All of that said though, that’s to be expected, isn’t it? His squad is massively too large, and this is something we’ll touch on later. He’s an inexperienced manager who’s success at Derby County was middling at best—we inflated it with favorable loans anyway. Derby couldn’t afford both Mason Mount and Fikayo Tomori, one of whom is Chelsea’s best midfielder now and the other won player of the season at the time. The Blues gave them to Lampard’s Derby because he is a favored son. We inflated his success there and he still didn’t win promotion. You know what, though? That’s fine.
Lampard is in his third year of professional management and his second at the top level. He still has not managed a season in the top flight that wasn’t impacted by Coronavirus and had an opportunity to just work on football without the litany of political, health and social issues that the disease has brought into the periphery of football managers around the country.
Other than that, it would be unreasonable to fire Lampard because it simply wouldn’t be good business. It’s not as if there are that many managers in the world who we are certain are available, willing and better than him for the job that Chelsea need done at the moment. Klopp? Guardiola? Simeone? Enrique? Nagelsmann? Zidane? All gainfully employed by clubs in more stable and rational situations than the Blues.
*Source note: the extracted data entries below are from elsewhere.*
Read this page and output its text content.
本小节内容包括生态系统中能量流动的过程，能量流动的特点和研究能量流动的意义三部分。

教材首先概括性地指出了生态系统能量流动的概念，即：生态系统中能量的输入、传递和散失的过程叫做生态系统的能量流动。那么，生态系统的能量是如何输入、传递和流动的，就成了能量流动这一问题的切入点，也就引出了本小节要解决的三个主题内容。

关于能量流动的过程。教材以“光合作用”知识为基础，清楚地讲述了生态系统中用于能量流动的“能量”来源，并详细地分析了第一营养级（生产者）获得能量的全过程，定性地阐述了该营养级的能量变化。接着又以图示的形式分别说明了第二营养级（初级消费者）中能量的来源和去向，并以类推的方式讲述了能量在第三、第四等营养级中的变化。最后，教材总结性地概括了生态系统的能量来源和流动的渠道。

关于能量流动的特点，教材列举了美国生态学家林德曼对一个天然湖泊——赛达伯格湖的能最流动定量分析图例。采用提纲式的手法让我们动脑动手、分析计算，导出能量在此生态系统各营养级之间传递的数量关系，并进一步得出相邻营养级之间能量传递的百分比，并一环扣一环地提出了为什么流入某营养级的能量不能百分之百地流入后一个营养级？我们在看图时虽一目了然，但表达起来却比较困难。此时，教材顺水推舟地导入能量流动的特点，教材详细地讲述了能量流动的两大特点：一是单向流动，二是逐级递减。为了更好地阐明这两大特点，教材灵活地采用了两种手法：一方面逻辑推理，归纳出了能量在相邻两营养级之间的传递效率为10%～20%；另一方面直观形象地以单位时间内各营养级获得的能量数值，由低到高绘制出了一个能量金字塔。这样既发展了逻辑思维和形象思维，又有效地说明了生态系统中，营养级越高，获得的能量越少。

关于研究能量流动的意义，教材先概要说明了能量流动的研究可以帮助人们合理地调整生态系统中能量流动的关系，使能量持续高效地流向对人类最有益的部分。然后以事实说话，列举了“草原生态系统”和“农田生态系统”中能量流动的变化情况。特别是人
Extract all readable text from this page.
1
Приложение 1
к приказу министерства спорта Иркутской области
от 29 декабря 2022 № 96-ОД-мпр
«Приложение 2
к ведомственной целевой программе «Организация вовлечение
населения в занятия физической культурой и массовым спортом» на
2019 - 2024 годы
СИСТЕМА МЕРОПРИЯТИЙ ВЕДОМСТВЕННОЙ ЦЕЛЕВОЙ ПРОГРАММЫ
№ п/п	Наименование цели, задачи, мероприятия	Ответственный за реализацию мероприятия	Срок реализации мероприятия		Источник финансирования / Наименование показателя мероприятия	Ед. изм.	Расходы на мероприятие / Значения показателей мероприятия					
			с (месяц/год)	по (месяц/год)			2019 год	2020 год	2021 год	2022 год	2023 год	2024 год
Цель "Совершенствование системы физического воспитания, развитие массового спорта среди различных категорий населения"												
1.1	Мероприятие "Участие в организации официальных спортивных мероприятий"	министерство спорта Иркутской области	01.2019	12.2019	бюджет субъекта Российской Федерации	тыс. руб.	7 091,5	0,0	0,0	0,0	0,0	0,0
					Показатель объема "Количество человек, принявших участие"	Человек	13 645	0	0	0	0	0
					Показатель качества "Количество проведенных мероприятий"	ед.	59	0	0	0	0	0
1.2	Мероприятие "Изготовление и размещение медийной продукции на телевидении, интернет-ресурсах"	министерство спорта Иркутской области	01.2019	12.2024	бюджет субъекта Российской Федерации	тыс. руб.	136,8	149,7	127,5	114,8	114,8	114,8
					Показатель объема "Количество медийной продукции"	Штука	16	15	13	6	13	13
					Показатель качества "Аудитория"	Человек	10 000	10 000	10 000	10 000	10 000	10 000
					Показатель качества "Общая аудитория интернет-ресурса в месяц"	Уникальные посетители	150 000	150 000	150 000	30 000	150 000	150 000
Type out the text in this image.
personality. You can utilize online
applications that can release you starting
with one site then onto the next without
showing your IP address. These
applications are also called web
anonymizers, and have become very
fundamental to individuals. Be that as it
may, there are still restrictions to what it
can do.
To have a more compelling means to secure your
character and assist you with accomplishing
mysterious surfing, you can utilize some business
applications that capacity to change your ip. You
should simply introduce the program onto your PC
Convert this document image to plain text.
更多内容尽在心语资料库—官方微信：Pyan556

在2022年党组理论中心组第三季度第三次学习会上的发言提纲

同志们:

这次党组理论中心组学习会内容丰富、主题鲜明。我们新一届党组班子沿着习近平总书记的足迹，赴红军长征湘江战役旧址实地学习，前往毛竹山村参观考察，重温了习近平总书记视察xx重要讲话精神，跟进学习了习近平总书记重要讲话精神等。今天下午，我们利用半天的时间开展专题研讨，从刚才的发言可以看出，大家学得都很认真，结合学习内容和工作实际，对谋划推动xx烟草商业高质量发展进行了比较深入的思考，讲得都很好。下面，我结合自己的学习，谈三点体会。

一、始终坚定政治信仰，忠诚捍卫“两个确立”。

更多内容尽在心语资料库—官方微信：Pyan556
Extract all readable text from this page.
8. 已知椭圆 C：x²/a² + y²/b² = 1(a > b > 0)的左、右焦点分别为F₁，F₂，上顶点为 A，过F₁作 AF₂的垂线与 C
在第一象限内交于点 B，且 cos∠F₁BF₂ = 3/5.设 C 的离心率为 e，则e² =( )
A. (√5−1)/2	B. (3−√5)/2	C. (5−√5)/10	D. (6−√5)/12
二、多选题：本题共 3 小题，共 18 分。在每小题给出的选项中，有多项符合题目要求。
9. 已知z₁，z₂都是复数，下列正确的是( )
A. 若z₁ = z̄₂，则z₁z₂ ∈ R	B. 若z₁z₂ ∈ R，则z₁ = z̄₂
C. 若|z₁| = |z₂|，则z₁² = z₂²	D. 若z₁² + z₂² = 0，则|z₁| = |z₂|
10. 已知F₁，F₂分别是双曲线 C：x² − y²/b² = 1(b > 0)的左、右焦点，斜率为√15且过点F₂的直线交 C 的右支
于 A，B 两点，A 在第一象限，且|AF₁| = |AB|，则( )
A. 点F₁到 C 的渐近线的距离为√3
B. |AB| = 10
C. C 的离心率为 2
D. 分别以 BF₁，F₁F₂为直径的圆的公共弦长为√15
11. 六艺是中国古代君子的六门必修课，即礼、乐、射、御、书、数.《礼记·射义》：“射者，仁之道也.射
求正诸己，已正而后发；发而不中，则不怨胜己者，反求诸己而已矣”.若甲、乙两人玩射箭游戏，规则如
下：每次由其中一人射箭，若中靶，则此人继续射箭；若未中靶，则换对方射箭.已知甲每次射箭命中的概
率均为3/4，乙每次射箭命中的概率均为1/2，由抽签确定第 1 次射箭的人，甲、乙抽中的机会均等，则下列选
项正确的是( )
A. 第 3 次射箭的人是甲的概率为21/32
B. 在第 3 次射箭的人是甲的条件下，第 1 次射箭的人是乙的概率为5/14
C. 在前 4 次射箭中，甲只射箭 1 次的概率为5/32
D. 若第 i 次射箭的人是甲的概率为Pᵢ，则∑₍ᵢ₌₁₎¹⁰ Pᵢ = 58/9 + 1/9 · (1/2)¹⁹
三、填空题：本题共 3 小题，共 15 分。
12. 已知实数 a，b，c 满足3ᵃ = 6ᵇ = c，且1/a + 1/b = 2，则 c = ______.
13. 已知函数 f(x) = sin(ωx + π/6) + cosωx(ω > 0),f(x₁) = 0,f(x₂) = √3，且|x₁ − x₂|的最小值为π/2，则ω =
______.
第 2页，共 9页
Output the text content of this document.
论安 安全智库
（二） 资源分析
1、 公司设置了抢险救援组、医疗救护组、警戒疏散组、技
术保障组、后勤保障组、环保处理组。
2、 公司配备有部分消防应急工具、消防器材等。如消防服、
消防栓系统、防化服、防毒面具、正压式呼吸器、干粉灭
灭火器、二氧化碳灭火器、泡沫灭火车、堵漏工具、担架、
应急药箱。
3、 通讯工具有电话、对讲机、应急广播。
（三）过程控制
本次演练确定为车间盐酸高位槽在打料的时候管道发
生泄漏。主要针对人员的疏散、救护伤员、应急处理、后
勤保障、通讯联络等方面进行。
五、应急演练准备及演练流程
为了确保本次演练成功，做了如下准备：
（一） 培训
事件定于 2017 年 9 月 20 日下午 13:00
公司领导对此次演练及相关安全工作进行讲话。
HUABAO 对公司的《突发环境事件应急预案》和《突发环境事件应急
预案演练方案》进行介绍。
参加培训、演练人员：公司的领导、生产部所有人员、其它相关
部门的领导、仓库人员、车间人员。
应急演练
The only consideration you could give is Massimiliano Allegri, who is available and a wonderful manager, but not exactly the right fit at the moment for the state of the Blues’ current project.
Is the suggestion that Chelsea fire a club legend during one of the most turbulent times in the sport’s history, simply to take a flyer on a random manager who isn’t a guaranteed improvement and doesn’t know the club, the players or the fan base? Forgive me, but that’s just not on, is it?